Return To Our Regular Programming

I have been at Presbytery for most of last week, which was why I was almost entirely absent from the blogging world. But I am back now, and ready to hit the saddle again. To start off with, I owe Doug a response. In the continuing debate about covenant theology, he has responded in this way (his words in block quotations, and my response underneath). This is from his blog post Obedience and Life, one of the comments.

Lane, it was apparent that we were not rejecting obedience because we insisted on it just a few sentences before the passage you quoted.

I don’t believe that I was saying that you were rejecting obedience (what FV’er does?). I was saying that you were rejecting any overlap between obedience and works, such that you could say that the CoW was based on grace, and that obedience was required, but works were not. I am challenging that assertion. More below under the discussion of Paul.   

We distinguish between obedience and works because Paul does. In the Pauline vocabulary, deeds without faith is works. Deeds done in faith is obedience.

So, when Paul talks about justification being not by the works of the law, is he excluding all works done by faith or without faith, or is he only excluding some works? Is he excluding obedience from that? If so, then your distinction (I would say divorce) of works and obedience falls to the ground. It does not sound to me as if you are rejecting all works as being part of justification. What does the phrase “works of the law” mean? I argue that it means any and all works, whether done from faith or not. As such, it would certainly include everything under the label of obedience. Now, of course, Paul is talking about the CoG here, not the CoW. In the CoW, Adam would have been justified by works. Out of curiosity, what is your interpretation of Romans 2:13? Is this a statement that says that people will actually be justified on the final day by works, or does it mean “do this and live,” a hypothetical but realistically impossible schema (impossible because of sin)?

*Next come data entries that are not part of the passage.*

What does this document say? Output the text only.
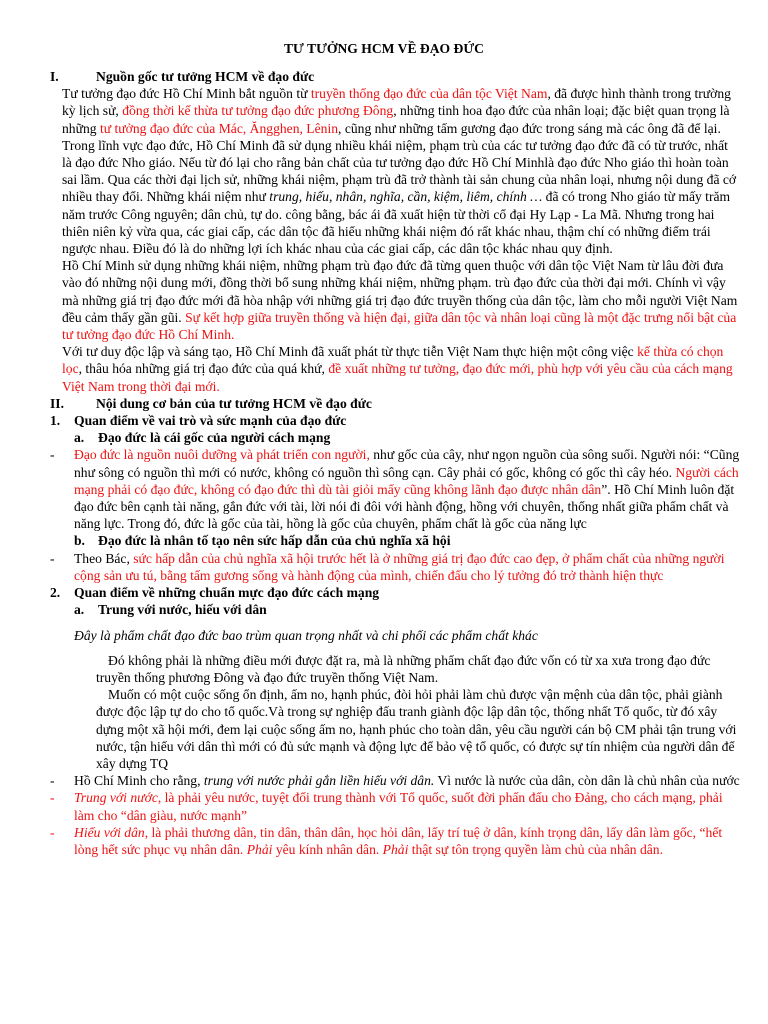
TƯ TƯỞNG HCM VỀ ĐẠO ĐỨC
I.	Nguồn gốc tư tưởng HCM về đạo đức

Tư tưởng đạo đức Hồ Chí Minh bắt nguồn từ truyền thống đạo đức của dân tộc Việt Nam, đã được hình thành trong trường kỳ lịch sử, đồng thời kế thừa tư tưởng đạo đức phương Đông, những tinh hoa đạo đức của nhân loại; đặc biệt quan trọng là những tư tưởng đạo đức của Mác, Ăngghen, Lênin, cũng như những tấm gương đạo đức trong sáng mà các ông đã để lại.

Trong lĩnh vực đạo đức, Hồ Chí Minh đã sử dụng nhiều khái niệm, phạm trù của các tư tưởng đạo đức đã có từ trước, nhất là đạo đức Nho giáo. Nếu từ đó lại cho rằng bản chất của tư tưởng đạo đức Hồ Chí Minhlà đạo đức Nho giáo thì hoàn toàn sai lầm. Qua các thời đại lịch sử, những khái niệm, phạm trù đã trở thành tài sản chung của nhân loại, nhưng nội dung đã cớ nhiều thay đổi. Những khái niệm như trung, hiếu, nhân, nghĩa, cần, kiệm, liêm, chính … đã có trong Nho giáo từ mấy trăm năm trước Công nguyên; dân chủ, tự do. công bằng, bác ái đã xuất hiện từ thời cổ đại Hy Lạp - La Mã. Nhưng trong hai thiên niên kỷ vừa qua, các giai cấp, các dân tộc đã hiểu những khái niệm đó rất khác nhau, thậm chí có những điểm trái ngược nhau. Điều đó là do những lợi ích khác nhau của các giai cấp, các dân tộc khác nhau quy định.

Hồ Chí Minh sử dụng những khái niệm, những phạm trù đạo đức đã từng quen thuộc với dân tộc Việt Nam từ lâu đời đưa vào đó những nội dung mới, đồng thời bổ sung những khái niệm, những phạm. trù đạo đức của thời đại mới. Chính vì vậy mà những giá trị đạo đức mới đã hòa nhập với những giá trị đạo đức truyền thống của dân tộc, làm cho mỗi người Việt Nam đều cảm thấy gần gũi. Sự kết hợp giữa truyền thống và hiện đại, giữa dân tộc và nhân loại cũng là một đặc trưng nổi bật của tư tưởng đạo đức Hồ Chí Minh.

Với tư duy độc lập và sáng tạo, Hồ Chí Minh đã xuất phát từ thực tiễn Việt Nam thực hiện một công việc kế thừa có chọn lọc, thâu hóa những giá trị đạo đức của quá khứ, đề xuất những tư tưởng, đạo đức mới, phù hợp với yêu cầu của cách mạng Việt Nam trong thời đại mới.

II. Nội dung cơ bản của tư tưởng HCM về đạo đức
1. Quan điểm về vai trò và sức mạnh của đạo đức
a. Đạo đức là cái gốc của người cách mạng
- Đạo đức là nguồn nuôi dưỡng và phát triển con người, như gốc của cây, như ngọn nguồn của sông suối. Người nói: “Cũng như sông có nguồn thì mới có nước, không có nguồn thì sông cạn. Cây phải có gốc, không có gốc thì cây héo. Người cách mạng phải có đạo đức, không có đạo đức thì dù tài giỏi mấy cũng không lãnh đạo được nhân dân”. Hồ Chí Minh luôn đặt đạo đức bên cạnh tài năng, gắn đức với tài, lời nói đi đôi với hành động, hồng với chuyên, thống nhất giữa phẩm chất và năng lực. Trong đó, đức là gốc của tài, hồng là gốc của chuyên, phẩm chất là gốc của năng lực

b. Đạo đức là nhân tố tạo nên sức hấp dẫn của chủ nghĩa xã hội
- Theo Bác, sức hấp dẫn của chủ nghĩa xã hội trước hết là ở những giá trị đạo đức cao đẹp, ở phẩm chất của những người cộng sản ưu tú, bằng tấm gương sống và hành động của mình, chiến đấu cho lý tưởng đó trở thành hiện thực

2. Quan điểm về những chuẩn mực đạo đức cách mạng
a. Trung với nước, hiếu với dân

Đây là phẩm chất đạo đức bao trùm quan trọng nhất và chi phối các phẩm chất khác

Đó không phải là những điều mới được đặt ra, mà là những phẩm chất đạo đức vốn có từ xa xưa trong đạo đức truyền thống phương Đông và đạo đức truyền thống Việt Nam.

Muốn có một cuộc sống ổn định, ấm no, hạnh phúc, đòi hỏi phải làm chủ được vận mệnh của dân tộc, phải giành được độc lập tự do cho tổ quốc.Và trong sự nghiệp đấu tranh giành độc lập dân tộc, thống nhất Tổ quốc, từ đó xây dựng một xã hội mới, đem lại cuộc sống ấm no, hạnh phúc cho toàn dân, yêu cầu người cán bộ CM phải tận trung với nước, tận hiếu với dân thì mới có đủ sức mạnh và động lực để bảo vệ tổ quốc, có được sự tín nhiệm của người dân để xây dựng TQ

- Hồ Chí Minh cho rằng, trung với nước phải gắn liền hiếu với dân. Vì nước là nước của dân, còn dân là chủ nhân của nước

- Trung với nước, là phải yêu nước, tuyệt đối trung thành với Tổ quốc, suốt đời phấn đấu cho Đảng, cho cách mạng, phải làm cho “dân giàu, nước mạnh”

- Hiếu với dân, là phải thương dân, tin dân, thân dân, học hỏi dân, lấy trí tuệ ở dân, kính trọng dân, lấy dân làm gốc, “hết lòng hết sức phục vụ nhân dân. Phải yêu kính nhân dân. Phải thật sự tôn trọng quyền làm chủ của nhân dân.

We are bi-covenantal if we believe there are two covenants. This we believe, holding the covenants have with different terms and different promises, but with the same gracious God as the other party to the covenant. You are saying that we cannot be bi-covenantal unless we believe that the two covenants are radically different in nature. But you can’t find that in the Confession, which is why numerous Reformed theologians agree with us that the “covenant of works” was gracious.

The confession says that the principle of Adam’s obtaining eternal life was obedience, and in no way is that true of the CoG. That is a radical difference, if you ask me.